= Quango Music Group =

Quango Music Group is a record label founded in 1995 by Bruno Guez. Island Records distributed their releases.

From 1995 to 2010, Quango developed a tastemaker brand with a cult following. Quango's repertoire consisted of artists and global-centric compilations totaling more than 50 releases, including, Kruder and Dorfmeister, Zero 7, Koop, Bliss, Cantoma, Bitter:Sweet, Gecko Turner, Talvin Singh, Bomb the Bass, and Alex Reece. With over 50 records released through Island Records and Palm Pictures, Quango represented the emerging electronic sounds from around the world with a diverse roster of artists, and innovative concept compilations.

==Background==
The vision for Quango was created by Bruno Guez, the popular LA-based DJ, producer and tastemaker.

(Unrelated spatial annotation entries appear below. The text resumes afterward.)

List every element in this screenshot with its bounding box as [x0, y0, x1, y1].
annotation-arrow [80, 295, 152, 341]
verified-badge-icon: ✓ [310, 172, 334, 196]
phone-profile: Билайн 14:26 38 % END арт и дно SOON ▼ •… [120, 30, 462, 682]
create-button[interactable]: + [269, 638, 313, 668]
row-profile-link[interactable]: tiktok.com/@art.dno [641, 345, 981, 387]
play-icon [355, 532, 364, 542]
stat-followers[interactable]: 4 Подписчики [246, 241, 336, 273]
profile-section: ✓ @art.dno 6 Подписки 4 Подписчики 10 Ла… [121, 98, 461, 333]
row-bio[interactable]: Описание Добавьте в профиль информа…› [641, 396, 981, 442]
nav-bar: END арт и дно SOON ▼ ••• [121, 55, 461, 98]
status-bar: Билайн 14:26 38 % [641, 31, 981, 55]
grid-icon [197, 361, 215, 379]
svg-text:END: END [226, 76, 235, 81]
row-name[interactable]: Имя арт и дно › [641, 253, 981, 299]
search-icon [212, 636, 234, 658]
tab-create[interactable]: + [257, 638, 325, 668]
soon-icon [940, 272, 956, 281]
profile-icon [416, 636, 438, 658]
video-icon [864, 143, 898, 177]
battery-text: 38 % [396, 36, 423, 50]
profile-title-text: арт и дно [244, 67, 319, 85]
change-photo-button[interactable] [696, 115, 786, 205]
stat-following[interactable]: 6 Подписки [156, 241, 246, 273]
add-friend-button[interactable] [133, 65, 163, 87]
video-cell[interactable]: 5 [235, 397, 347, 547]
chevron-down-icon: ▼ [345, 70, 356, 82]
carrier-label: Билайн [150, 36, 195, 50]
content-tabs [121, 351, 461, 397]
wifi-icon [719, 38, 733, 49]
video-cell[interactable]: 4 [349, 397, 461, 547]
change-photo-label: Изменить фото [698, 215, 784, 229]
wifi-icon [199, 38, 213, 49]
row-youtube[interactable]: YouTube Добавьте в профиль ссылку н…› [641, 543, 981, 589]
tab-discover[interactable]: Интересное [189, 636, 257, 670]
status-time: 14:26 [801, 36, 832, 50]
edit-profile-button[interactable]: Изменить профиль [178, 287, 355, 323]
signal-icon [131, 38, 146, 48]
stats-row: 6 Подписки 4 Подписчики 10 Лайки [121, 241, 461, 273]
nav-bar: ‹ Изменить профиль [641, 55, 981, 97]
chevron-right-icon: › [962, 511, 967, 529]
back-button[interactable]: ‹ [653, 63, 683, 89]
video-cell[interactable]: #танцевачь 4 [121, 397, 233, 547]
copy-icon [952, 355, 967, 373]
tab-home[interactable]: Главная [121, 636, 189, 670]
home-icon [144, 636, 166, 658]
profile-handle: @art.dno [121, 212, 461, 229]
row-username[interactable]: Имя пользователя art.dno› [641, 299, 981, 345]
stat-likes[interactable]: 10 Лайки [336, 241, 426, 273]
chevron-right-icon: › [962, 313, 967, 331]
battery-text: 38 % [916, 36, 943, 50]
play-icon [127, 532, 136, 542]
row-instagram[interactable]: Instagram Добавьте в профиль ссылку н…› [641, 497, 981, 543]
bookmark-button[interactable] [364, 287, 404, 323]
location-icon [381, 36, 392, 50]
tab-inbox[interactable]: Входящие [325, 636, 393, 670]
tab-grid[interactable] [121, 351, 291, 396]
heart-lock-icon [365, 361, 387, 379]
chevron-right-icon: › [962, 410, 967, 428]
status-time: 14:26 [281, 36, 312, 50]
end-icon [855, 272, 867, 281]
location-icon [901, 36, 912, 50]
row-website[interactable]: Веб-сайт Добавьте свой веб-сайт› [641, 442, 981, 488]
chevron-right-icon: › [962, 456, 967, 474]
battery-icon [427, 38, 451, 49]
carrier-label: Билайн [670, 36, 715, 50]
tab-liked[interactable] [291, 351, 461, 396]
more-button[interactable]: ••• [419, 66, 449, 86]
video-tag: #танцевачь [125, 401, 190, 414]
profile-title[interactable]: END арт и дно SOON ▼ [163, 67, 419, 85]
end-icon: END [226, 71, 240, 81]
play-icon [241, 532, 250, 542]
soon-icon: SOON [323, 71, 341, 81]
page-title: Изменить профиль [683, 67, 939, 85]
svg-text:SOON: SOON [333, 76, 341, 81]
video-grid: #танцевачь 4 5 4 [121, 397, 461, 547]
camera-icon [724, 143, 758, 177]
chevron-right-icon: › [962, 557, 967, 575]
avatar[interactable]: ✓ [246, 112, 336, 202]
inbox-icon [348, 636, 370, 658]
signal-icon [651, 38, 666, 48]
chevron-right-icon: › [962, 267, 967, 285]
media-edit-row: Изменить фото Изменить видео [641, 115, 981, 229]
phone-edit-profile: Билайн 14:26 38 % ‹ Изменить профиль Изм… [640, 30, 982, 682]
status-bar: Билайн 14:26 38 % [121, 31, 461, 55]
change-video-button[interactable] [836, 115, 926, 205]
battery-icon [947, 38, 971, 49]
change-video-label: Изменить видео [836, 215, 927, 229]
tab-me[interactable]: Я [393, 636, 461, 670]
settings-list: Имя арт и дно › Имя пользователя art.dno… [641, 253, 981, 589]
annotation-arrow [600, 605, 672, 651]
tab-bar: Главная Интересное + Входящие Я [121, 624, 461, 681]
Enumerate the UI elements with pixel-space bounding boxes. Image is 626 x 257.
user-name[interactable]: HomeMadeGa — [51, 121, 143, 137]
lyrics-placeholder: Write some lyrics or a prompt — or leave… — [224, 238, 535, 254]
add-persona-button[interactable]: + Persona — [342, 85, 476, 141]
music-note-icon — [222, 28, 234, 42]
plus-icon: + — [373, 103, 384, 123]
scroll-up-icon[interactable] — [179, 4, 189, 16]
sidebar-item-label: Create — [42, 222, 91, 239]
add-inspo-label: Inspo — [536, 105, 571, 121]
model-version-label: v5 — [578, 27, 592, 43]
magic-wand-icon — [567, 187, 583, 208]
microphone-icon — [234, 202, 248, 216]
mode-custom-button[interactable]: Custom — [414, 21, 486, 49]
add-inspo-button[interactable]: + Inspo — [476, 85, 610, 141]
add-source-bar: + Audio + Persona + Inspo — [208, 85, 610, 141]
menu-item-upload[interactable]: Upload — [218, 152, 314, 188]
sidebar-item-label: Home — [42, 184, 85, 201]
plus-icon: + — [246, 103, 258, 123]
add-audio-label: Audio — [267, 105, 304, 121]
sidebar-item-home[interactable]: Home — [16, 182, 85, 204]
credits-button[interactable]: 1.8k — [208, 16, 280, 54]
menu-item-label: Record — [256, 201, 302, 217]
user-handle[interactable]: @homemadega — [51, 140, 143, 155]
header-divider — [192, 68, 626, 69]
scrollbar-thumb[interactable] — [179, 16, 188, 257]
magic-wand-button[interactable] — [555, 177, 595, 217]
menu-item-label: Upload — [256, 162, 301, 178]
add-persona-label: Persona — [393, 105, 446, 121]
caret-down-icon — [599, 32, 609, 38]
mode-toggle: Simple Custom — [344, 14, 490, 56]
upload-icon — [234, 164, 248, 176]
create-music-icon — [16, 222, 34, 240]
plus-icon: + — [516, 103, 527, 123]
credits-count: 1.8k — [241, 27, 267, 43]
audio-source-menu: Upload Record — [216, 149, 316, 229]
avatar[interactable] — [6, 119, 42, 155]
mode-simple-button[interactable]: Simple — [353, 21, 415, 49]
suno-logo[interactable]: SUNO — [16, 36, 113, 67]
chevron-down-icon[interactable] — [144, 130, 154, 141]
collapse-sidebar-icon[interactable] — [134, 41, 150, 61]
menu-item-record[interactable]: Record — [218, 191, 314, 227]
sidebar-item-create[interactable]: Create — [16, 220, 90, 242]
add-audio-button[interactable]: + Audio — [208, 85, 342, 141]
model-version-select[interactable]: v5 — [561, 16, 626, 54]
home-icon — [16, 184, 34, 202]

Guez was joined by Jason Bentley (KCRW/KROQ-FM DJ) to create the Quango aesthetic via compilations and artist albums that are widely acknowledged as being ahead of their time. In all, 28 titles were released through Island Records featuring early tracks by the likes of Tricky, Sneaker Pimps and Basement Jaxx amongst many others. Releases included the first Kruder and Dorfmeister G-Stoned EP and Talvin Singh's Anokha. Compilations included Abstract Vibes, World Groove and the Journey into Ambient Groove series.

During this time, Bruno also developed the programming and musical branding of Chris Blackwell's Island Outpost chain boutique hotels in Miami, the Bahamas, and Jamaica.

A decade later, Bruno continues to work closely with Chris Blackwell, executive producing Martina Topley-Bird's debut album as well as spearheading the musical direction of a new series of quintessential world music DVD projects for Blackwell's Palm World Voices label.

Quango represents and/or distributes Sunny Levine, Bitter:Sweet, Rosey, Slow Train Soul, Fat Freddy's Drop, Djosos Krost, Novalima, Kraak and Smaak, Gecko Turner, Cantoma, Bliss, Natalie Walker and Zero 7.

==Revelator==
Along with its experience from Quango, Bruno Guez has also created Revelator, a SAAS platform to run an independent music business.